13th September – Threat Intelligence Report

For the latest discoveries in cyber research for the week of 13th September, please download our Threat Intelligence Bulletin.

Top Attacks and Breaches

• Mēris, a new distributed denial-of-service (DDos) botnet has broken a record with a 21.8 million requests-per-second attack on Russian internet company Yandex; 250,000 devices are assumed to be compromised.
• MyRepublic, a Singaporean communications services company, has disclosed a data breach exposing government ID cards and information of nearly 80,000 mobile users. The attack was aimed at a third party data storage platform used to store personal data of the company’s customers.
• Members of the Groove ransomware gang have posted online 500,000 Fortinet VPN login names and passwords retrieved from exploitable devices. The VPN credentials could allow threat actors to access a network to exfiltrate data, install malware and perform ransomware attacks.

Check Point IPS provides protection against this threat (Fortinet FortiOS SSL VPN Directory Traversal (CVE-2018-13379))

• United Nations’ headquarters computers were hacked earlier this year after a Russian speaking cybercriminal bought user credentials on the dark web for $1000. The purpose of the breach is still unknown at this time.
• Ragnar Locker ransomware group is threatening to leak stolen data from individuals that would attempt to contact the FBI or other authorities. The Ragnar Locker gang had previously targeted large companies with ransomware attacks, demanding millions of dollars in ransom payments.

Check Point Harmony Endpoint provides protection against this threat (Ransomware.Win32.Ragnar)

• CISA is warning that hackers are exploiting a critical vulnerability tracked as CVE-2021-40539 in Zoho’s ManageEngine ADSelfService Plus password management solution that allows them to take control of the system.
• A recently discovered malware called Sidewalk, used in attacks against organizations in Taiwan, Vietnam, the United States, and Mexico, is linked to the Chinese espionage group Grayfly.

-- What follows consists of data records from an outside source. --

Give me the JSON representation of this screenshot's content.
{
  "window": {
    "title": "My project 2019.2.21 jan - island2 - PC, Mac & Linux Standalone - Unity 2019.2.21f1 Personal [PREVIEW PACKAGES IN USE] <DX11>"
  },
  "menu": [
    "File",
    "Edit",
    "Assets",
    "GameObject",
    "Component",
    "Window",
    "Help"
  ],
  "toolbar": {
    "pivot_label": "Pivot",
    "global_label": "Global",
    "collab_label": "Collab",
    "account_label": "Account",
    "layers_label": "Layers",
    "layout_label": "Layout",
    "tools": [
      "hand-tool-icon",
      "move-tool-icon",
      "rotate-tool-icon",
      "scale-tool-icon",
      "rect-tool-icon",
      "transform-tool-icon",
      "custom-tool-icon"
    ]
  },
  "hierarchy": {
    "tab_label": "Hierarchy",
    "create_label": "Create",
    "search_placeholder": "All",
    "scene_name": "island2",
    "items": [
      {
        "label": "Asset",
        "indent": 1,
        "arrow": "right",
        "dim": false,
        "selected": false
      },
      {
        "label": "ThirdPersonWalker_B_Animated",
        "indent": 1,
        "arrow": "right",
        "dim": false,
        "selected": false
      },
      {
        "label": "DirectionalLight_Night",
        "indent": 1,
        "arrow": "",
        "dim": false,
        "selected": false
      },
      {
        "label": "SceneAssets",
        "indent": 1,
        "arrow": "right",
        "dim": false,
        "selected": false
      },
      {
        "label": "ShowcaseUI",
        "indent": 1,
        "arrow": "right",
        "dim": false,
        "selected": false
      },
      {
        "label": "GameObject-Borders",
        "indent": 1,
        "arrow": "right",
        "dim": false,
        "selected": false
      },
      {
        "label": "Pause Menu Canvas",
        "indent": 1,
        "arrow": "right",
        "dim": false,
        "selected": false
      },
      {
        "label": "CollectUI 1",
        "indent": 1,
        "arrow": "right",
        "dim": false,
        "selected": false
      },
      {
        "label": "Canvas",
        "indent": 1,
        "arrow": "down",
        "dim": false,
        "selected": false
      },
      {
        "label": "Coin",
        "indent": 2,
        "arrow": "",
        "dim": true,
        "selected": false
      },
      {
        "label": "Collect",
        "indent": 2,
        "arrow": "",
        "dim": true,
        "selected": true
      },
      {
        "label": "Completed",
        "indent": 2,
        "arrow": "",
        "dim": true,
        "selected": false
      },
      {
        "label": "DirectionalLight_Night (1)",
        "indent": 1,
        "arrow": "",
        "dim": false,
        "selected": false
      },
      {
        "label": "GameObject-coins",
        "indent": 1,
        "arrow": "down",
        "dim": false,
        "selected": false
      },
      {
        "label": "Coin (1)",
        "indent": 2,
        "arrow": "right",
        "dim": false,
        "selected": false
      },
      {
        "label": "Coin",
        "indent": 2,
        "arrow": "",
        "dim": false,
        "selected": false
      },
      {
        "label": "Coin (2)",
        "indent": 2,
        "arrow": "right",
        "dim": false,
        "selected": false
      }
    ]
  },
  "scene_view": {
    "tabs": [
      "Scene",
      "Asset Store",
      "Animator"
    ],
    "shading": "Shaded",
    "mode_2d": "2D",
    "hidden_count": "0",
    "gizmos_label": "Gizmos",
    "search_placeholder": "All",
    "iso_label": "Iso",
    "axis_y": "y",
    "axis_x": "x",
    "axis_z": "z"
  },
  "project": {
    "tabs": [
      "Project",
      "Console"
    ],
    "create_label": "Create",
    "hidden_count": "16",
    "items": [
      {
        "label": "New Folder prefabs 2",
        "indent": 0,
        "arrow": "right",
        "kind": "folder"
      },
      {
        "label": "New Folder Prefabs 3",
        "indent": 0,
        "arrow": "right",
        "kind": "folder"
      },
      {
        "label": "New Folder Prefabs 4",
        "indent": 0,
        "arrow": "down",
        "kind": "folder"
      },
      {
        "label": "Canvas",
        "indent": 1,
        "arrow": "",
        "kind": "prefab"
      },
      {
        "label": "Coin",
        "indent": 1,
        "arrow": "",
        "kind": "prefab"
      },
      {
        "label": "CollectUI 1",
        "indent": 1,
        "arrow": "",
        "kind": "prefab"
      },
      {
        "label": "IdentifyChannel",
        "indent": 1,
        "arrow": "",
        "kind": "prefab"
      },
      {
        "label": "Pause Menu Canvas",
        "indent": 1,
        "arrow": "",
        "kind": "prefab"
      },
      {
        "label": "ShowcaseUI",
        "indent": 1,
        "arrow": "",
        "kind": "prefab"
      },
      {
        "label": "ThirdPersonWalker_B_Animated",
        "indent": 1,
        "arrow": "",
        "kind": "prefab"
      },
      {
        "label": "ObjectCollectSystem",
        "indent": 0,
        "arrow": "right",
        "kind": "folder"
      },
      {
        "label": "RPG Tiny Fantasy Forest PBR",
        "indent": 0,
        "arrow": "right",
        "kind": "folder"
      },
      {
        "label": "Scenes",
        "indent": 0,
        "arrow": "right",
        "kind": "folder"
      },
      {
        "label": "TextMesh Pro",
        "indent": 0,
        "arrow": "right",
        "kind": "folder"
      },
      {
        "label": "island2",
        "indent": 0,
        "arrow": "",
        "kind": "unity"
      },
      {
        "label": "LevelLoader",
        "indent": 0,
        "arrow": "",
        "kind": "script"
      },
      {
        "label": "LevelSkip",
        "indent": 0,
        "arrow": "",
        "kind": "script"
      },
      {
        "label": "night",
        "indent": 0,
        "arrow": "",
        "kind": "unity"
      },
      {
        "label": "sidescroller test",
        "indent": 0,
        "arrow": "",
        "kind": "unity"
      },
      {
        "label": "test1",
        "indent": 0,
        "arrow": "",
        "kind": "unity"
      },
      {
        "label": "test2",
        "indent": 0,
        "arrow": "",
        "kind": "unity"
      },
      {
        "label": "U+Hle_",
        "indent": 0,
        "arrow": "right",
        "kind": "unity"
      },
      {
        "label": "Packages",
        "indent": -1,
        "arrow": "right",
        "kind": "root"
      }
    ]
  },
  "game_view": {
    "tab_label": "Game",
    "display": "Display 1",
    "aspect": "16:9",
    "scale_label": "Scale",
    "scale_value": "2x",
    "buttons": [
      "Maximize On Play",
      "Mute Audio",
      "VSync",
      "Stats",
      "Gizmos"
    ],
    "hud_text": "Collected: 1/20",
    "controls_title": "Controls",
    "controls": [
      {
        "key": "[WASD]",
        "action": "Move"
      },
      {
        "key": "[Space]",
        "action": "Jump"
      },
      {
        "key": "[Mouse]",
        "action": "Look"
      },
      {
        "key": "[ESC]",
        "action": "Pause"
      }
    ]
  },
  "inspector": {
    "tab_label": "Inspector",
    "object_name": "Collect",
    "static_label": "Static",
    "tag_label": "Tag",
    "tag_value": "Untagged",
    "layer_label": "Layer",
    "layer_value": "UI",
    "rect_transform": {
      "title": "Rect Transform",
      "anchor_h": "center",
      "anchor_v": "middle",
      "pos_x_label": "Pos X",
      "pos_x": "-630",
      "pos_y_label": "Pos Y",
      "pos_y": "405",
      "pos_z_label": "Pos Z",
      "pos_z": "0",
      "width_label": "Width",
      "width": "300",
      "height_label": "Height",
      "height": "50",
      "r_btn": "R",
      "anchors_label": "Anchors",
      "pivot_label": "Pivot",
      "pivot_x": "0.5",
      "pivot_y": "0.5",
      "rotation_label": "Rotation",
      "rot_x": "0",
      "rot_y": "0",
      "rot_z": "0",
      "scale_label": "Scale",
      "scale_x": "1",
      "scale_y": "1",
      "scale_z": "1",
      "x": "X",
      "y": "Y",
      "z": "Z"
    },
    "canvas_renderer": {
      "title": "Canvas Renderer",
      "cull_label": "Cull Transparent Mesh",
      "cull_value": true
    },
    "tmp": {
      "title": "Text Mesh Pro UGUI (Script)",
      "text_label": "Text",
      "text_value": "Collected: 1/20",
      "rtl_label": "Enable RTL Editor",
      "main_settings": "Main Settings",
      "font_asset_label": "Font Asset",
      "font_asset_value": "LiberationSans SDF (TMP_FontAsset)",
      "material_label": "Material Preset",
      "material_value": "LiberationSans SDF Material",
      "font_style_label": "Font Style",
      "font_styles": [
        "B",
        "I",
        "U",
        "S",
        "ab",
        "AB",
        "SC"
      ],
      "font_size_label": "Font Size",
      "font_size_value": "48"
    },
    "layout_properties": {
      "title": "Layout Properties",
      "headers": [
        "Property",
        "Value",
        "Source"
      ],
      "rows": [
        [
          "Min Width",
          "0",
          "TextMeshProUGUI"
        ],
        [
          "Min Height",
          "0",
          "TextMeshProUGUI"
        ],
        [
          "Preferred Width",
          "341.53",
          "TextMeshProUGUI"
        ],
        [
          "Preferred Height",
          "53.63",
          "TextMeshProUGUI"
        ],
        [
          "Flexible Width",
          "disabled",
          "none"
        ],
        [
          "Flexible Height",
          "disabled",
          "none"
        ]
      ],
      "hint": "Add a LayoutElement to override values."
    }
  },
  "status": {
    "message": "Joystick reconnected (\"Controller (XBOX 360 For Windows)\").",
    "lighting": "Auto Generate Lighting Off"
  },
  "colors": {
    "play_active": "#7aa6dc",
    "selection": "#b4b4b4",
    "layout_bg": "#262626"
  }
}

Vulnerabilities and Patches

• A new zero-day vulnerability, tracked as CVE-2021-40444, is affects multiple versions of Windows. This vulnerability is currently distributed via malicious Office 365 documents and entails users to open the file to trigger it.

Check Point IPS provides protection against this threat (Microsoft Internet Explorer MSHTML Remote Code Execution (CVE-2021-40444))

• Microsoft has patched multiple flaws that could allow an Azure user to infiltrate other customers’ cloud instances within Microsoft’s container-as-a-service offering. A threat actor could have exploited these issues to execute code on other users’ containers, steal customer data, and for cryptomining.
• Netgear has made available firmware updates for more than a dozen of its smart switches used on corporate networks to patch vulnerabilities.
• GitHub has exposed seven severe vulnerabilities in npm packages, tar & @npmcli/arborist, used by npm CLI, which could eventually result in arbitrary code execution.

Threat Intelligence Reports

• Check Point Research top 10 malware for August shows that Formbook infostealer is the most prevalent malware while Qbot banking Trojan has dropped from the list all together.

Check Point Harmony Endpoint and Anti-Bot provide protection against these threats

• REvil ransomware gang, aka Sodinokibi, responsible for the Kaseya supply chain attack, is back on the scene after shutting down their infrastructure and disappearing for two months.

Check Point Harmony Endpoint and Anti-Bot provide protection against this threat (Ransomware.Win32.Sodinokibi)

• A dual US – Canadian national has been sentenced to more than 11 years in federal prison for conspiring to launder tens of millions of dollars in wire and bank fraud schemes, including a massive online banking theft by North Korean Cybercriminals, according to the U.S. Department of Justice.
• Security researchers have revealed main criteria used to select ransomware victims. These include targets specifically in the USA, Canada, Australia & Great Britain with revenue of at least $100 million.
• South Korean law enforcement has apprehended a Russian member of the TrickBot gang after US authorities requested an extradition.